Document parlementaire • 0
Versions du texte
Le Premier ministre,
Sur le rapport de la ministre de l'économie, de l'industrie et de l'emploi,
Vu la directive 98/34/CE du Parlement européen et du Conseil du 22 juin 1998 modifiée prévoyant une procédure d'information dans le domaine des normes et réglementations techniques et des règles relatives aux services de la société et de l'information, ensemble la notification n° 2007/0614/F du 7 novembre 2007 adressée à la Commission des Communautés européennes ;
Vu le code de la consommation, notamment son article L. 221-3 ;
Vu le code pénal, notamment ses articles 111-2, 121-2, 131-13, 131-40, 131-41, 132-11, 132-15 et R. 610-1 ;
Vu le code de la route, notamment son article R. 234-2 ;
Vu l'avis de la commission de sécurité des consommateurs en date du 5 juillet 2007 ;
Le Conseil d'Etat (section des finances) entendu, Décrète :
Les dispositions du présent décret s'appliquent aux éthylotests électroniques qui ont pour objet d'estimer le degré d'imprégnation alcoolique des utilisateurs en mesurant la concentration d'alcool contenue dans l'air expiré.
Il est interdit d'importer, de détenir en vue de la vente ou de la distribution à titre gratuit, de mettre en vente, de vendre ou de distribuer à titre gratuit des éthylotests électroniques qui ne répondent pas aux conditions fixées par le présent décret.

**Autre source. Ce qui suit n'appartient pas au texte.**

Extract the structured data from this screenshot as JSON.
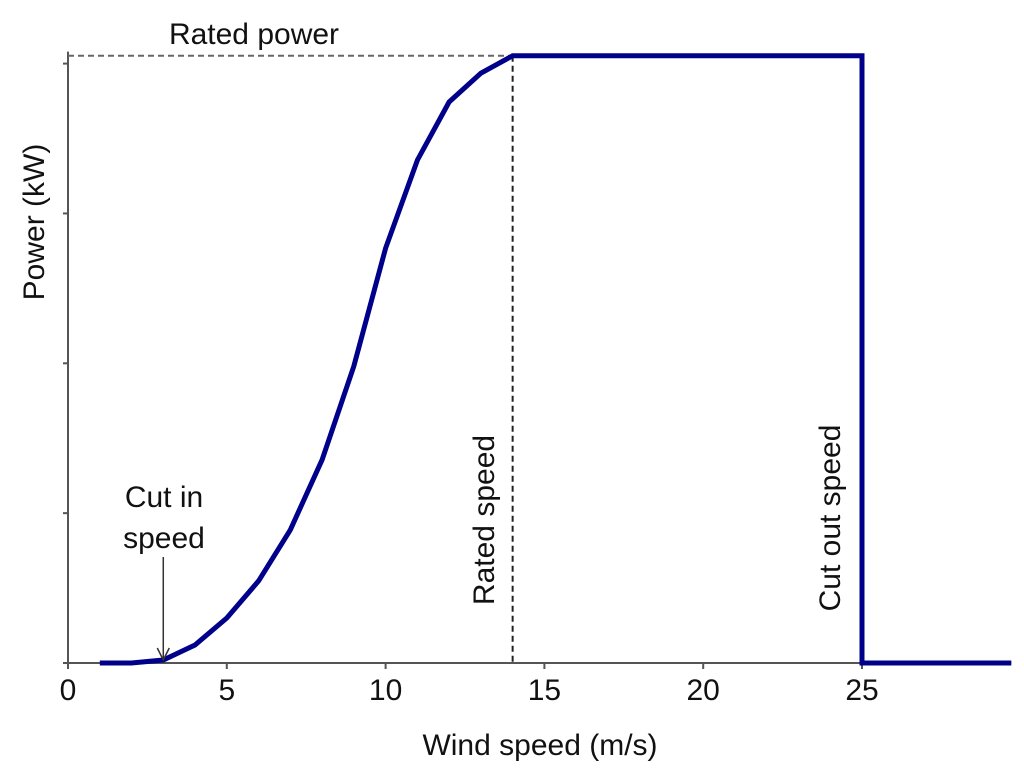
{
  "chart_data": {
    "type": "line",
    "title": "",
    "xlabel": "Wind speed (m/s)",
    "ylabel": "Power (kW)",
    "xlim": [
      0,
      29.7
    ],
    "ylim": [
      0,
      1.0
    ],
    "x_ticks": [
      0,
      5,
      10,
      15,
      20,
      25
    ],
    "x_tick_labels": [
      "0",
      "5",
      "10",
      "15",
      "20",
      "25"
    ],
    "y_ticks": [
      0,
      0.25,
      0.5,
      0.75,
      1.0
    ],
    "y_tick_labels_shown": false,
    "grid": false,
    "series": [
      {
        "color": "#00008b",
        "x": [
          1,
          2,
          3,
          4,
          5,
          6,
          7,
          8,
          9,
          10,
          11,
          12,
          13,
          14,
          25,
          25,
          29.7
        ],
        "y": [
          0,
          0,
          0.005,
          0.03,
          0.075,
          0.137,
          0.222,
          0.339,
          0.495,
          0.692,
          0.839,
          0.936,
          0.984,
          1.013,
          1.013,
          0,
          0
        ]
      }
    ],
    "annotations": {
      "rated_power": {
        "text": "Rated power",
        "y": 1.013
      },
      "rated_speed": {
        "text": "Rated speed",
        "x": 14
      },
      "cut_out_speed": {
        "text": "Cut out speed",
        "x": 25
      },
      "cut_in_speed": {
        "line1": "Cut in",
        "line2": "speed",
        "x": 3
      }
    }
  }
}
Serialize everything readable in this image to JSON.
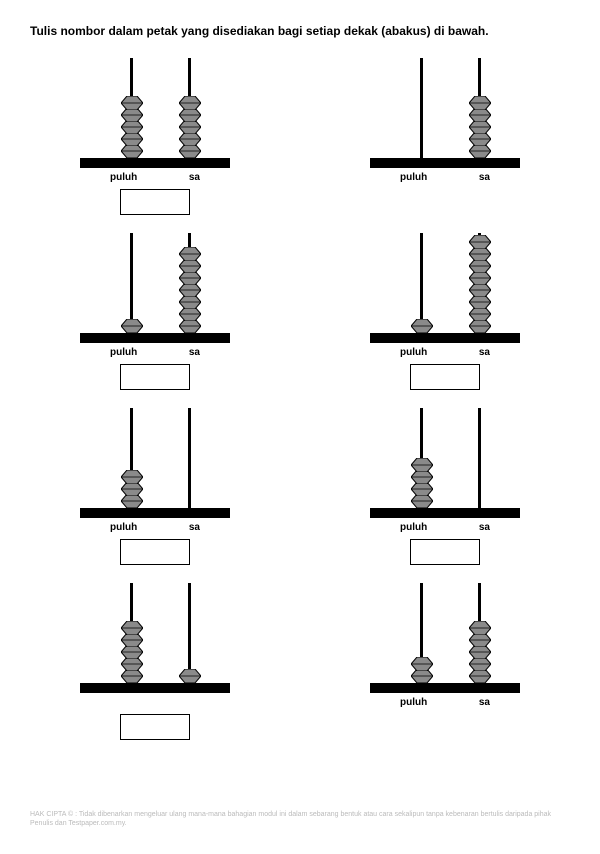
{
  "instruction": "Tulis nombor dalam petak yang disediakan bagi setiap dekak (abakus) di bawah.",
  "labels": {
    "tens": "puluh",
    "ones": "sa"
  },
  "bead": {
    "fill": "#8a8a8a",
    "stroke": "#000000",
    "width": 22,
    "height": 14
  },
  "items": [
    {
      "tens": 5,
      "ones": 5,
      "showLabels": true,
      "showBox": true
    },
    {
      "tens": 0,
      "ones": 5,
      "showLabels": true,
      "showBox": false
    },
    {
      "tens": 1,
      "ones": 7,
      "showLabels": true,
      "showBox": true
    },
    {
      "tens": 1,
      "ones": 8,
      "showLabels": true,
      "showBox": true
    },
    {
      "tens": 3,
      "ones": 0,
      "showLabels": true,
      "showBox": true
    },
    {
      "tens": 4,
      "ones": 0,
      "showLabels": true,
      "showBox": true
    },
    {
      "tens": 5,
      "ones": 1,
      "showLabels": false,
      "showBox": true
    },
    {
      "tens": 2,
      "ones": 5,
      "showLabels": true,
      "showBox": false
    }
  ],
  "copyright": "HAK CIPTA © : Tidak dibenarkan mengeluar ulang mana-mana bahagian modul ini dalam sebarang bentuk atau cara sekalipun tanpa kebenaran bertulis daripada pihak Penulis dan Testpaper.com.my."
}
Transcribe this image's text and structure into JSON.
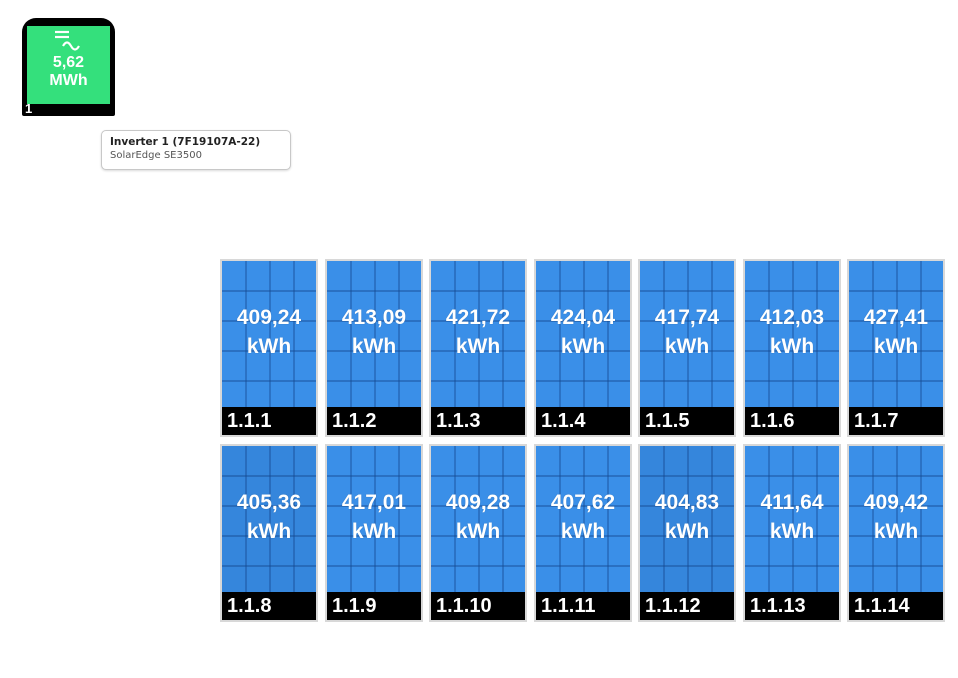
{
  "inverter": {
    "number": "1",
    "energy_value": "5,62",
    "energy_unit": "MWh",
    "icon": "dc-to-ac-icon",
    "screen_color": "#34e07c"
  },
  "info_card": {
    "title": "Inverter 1 (7F19107A-22)",
    "subtitle": "SolarEdge SE3500"
  },
  "panels": [
    {
      "id": "1.1.1",
      "value": "409,24",
      "unit": "kWh"
    },
    {
      "id": "1.1.2",
      "value": "413,09",
      "unit": "kWh"
    },
    {
      "id": "1.1.3",
      "value": "421,72",
      "unit": "kWh"
    },
    {
      "id": "1.1.4",
      "value": "424,04",
      "unit": "kWh"
    },
    {
      "id": "1.1.5",
      "value": "417,74",
      "unit": "kWh"
    },
    {
      "id": "1.1.6",
      "value": "412,03",
      "unit": "kWh"
    },
    {
      "id": "1.1.7",
      "value": "427,41",
      "unit": "kWh"
    },
    {
      "id": "1.1.8",
      "value": "405,36",
      "unit": "kWh"
    },
    {
      "id": "1.1.9",
      "value": "417,01",
      "unit": "kWh"
    },
    {
      "id": "1.1.10",
      "value": "409,28",
      "unit": "kWh"
    },
    {
      "id": "1.1.11",
      "value": "407,62",
      "unit": "kWh"
    },
    {
      "id": "1.1.12",
      "value": "404,83",
      "unit": "kWh"
    },
    {
      "id": "1.1.13",
      "value": "411,64",
      "unit": "kWh"
    },
    {
      "id": "1.1.14",
      "value": "409,42",
      "unit": "kWh"
    }
  ],
  "colors": {
    "panel_blue": "#3a8fe8",
    "panel_dim_blue": "#3586dc",
    "label_bg": "#000000"
  }
}
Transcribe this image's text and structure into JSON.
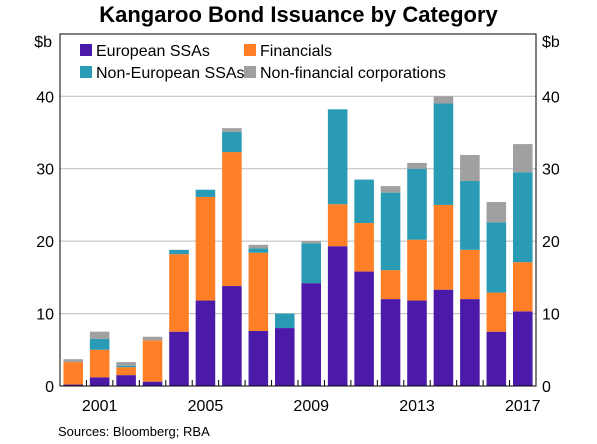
{
  "chart_data": {
    "type": "bar",
    "stacked": true,
    "title": "Kangaroo Bond Issuance by Category",
    "unit_left": "$b",
    "unit_right": "$b",
    "categories": [
      "2000",
      "2001",
      "2002",
      "2003",
      "2004",
      "2005",
      "2006",
      "2007",
      "2008",
      "2009",
      "2010",
      "2011",
      "2012",
      "2013",
      "2014",
      "2015",
      "2016",
      "2017"
    ],
    "x_tick_labels": [
      "2001",
      "2005",
      "2009",
      "2013",
      "2017"
    ],
    "ylim": [
      0,
      40
    ],
    "yticks": [
      0,
      10,
      20,
      30,
      40
    ],
    "grid": "horizontal",
    "legend_position": "top-left",
    "series": [
      {
        "name": "European SSAs",
        "color": "#4b1aa8",
        "values": [
          0.2,
          1.2,
          1.5,
          0.6,
          7.5,
          11.8,
          13.8,
          7.6,
          8.0,
          14.2,
          19.3,
          15.8,
          12.0,
          11.8,
          13.3,
          12.0,
          7.5,
          10.3
        ]
      },
      {
        "name": "Financials",
        "color": "#ff7f27",
        "values": [
          3.1,
          3.8,
          1.1,
          5.7,
          10.7,
          14.3,
          18.5,
          10.8,
          0.0,
          0.0,
          5.8,
          6.7,
          4.0,
          8.4,
          11.7,
          6.8,
          5.4,
          6.8
        ]
      },
      {
        "name": "Non-European SSAs",
        "color": "#2a9bb4",
        "values": [
          0.0,
          1.5,
          0.2,
          0.0,
          0.6,
          1.0,
          2.8,
          0.6,
          2.0,
          5.5,
          13.1,
          6.0,
          10.7,
          9.8,
          14.0,
          9.5,
          9.7,
          12.4
        ]
      },
      {
        "name": "Non-financial corporations",
        "color": "#a0a0a0",
        "values": [
          0.4,
          1.0,
          0.5,
          0.5,
          0.0,
          0.0,
          0.5,
          0.5,
          0.0,
          0.3,
          0.0,
          0.0,
          0.9,
          0.8,
          1.0,
          3.6,
          2.8,
          3.9
        ]
      }
    ],
    "legend_order": [
      "European SSAs",
      "Financials",
      "Non-European SSAs",
      "Non-financial corporations"
    ]
  },
  "source_text": "Sources:  Bloomberg; RBA"
}
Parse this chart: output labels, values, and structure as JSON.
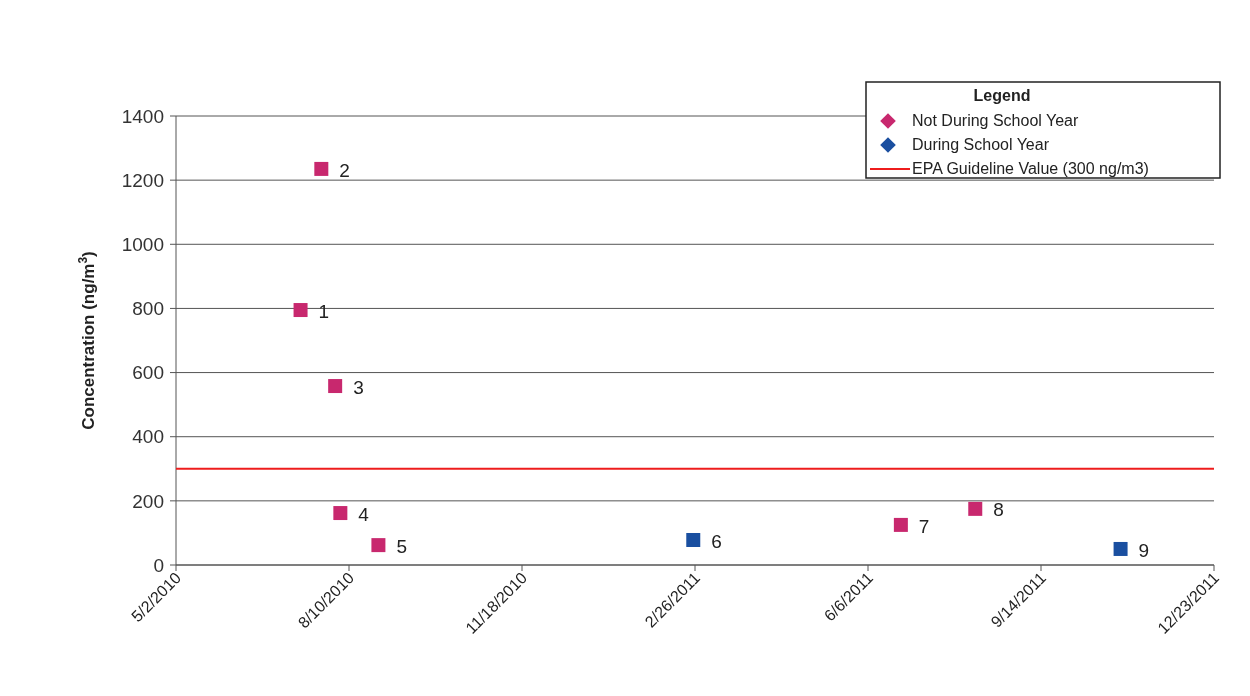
{
  "chart_data": {
    "type": "scatter",
    "ylabel": "Concentration (ng/m$^{3}$)",
    "legend_title": "Legend",
    "legend": "top right",
    "grid": "y",
    "marker": "square",
    "series": [
      {
        "name": "Not During School Year",
        "color": "#c8286e",
        "x": [
          "2010-07-13",
          "2010-07-25",
          "2010-08-02",
          "2010-08-05",
          "2010-08-27",
          "2011-06-25",
          "2011-08-07"
        ],
        "values": [
          795,
          1235,
          558,
          162,
          62,
          125,
          175
        ]
      },
      {
        "name": "During School Year",
        "color": "#1a4fa0",
        "x": [
          "2011-02-25",
          "2011-10-30"
        ],
        "values": [
          78,
          50
        ]
      }
    ],
    "xlim": [
      "2010-05-02",
      "2011-12-23"
    ],
    "xticks": [
      {
        "value": "2010-05-02",
        "label": "5/2/2010"
      },
      {
        "value": "2010-08-10",
        "label": "8/10/2010"
      },
      {
        "value": "2010-11-18",
        "label": "11/18/2010"
      },
      {
        "value": "2011-02-26",
        "label": "2/26/2011"
      },
      {
        "value": "2011-06-06",
        "label": "6/6/2011"
      },
      {
        "value": "2011-09-14",
        "label": "9/14/2011"
      },
      {
        "value": "2011-12-23",
        "label": "12/23/2011"
      }
    ],
    "ylim": [
      0,
      1400
    ],
    "yticks": [
      0,
      200,
      400,
      600,
      800,
      1000,
      1200,
      1400
    ],
    "ref_lines": [
      {
        "axis": "y",
        "value": 300,
        "label": "EPA Guideline Value (300 ng/m3)",
        "color": "#ee1c1c"
      }
    ],
    "annotations": [
      {
        "text": "1",
        "x": "2010-07-13",
        "y": 795
      },
      {
        "text": "2",
        "x": "2010-07-25",
        "y": 1235
      },
      {
        "text": "3",
        "x": "2010-08-02",
        "y": 558
      },
      {
        "text": "4",
        "x": "2010-08-05",
        "y": 162
      },
      {
        "text": "5",
        "x": "2010-08-27",
        "y": 62
      },
      {
        "text": "6",
        "x": "2011-02-25",
        "y": 78
      },
      {
        "text": "7",
        "x": "2011-06-25",
        "y": 125
      },
      {
        "text": "8",
        "x": "2011-08-07",
        "y": 175
      },
      {
        "text": "9",
        "x": "2011-10-30",
        "y": 50
      }
    ]
  }
}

Afin de garantir la fiabilité des mesures de concentration d'alcool contenue dans l'air expiré, les éthylotests électroniques mentionnés à l'article 1er répondent à l'une des exigences suivantes :
1° Soit satisfaire aux essais tels qu'ils sont prévus par les normes dont les références sont publiées au Journal officiel de la République française ;
2° Soit être conformes à un modèle bénéficiant d'une attestation de conformité aux exigences de fiabilité des mesures, délivrée à la suite d'un examen de type par un organisme français ou d'un autre Etat membre de l'Union européenne ou d'un autre Etat partie à l'accord sur l'Espace économique européen ou de la Turquie, accrédité pour les essais par le Comité français d'accréditation (COFRAC), ou par un organisme d'accréditation signataire de l'accord multilatéral, pris dans le cadre de la coordination européenne des organismes d'accréditation, pour le contrôle des produits mentionnés à l'article 1er.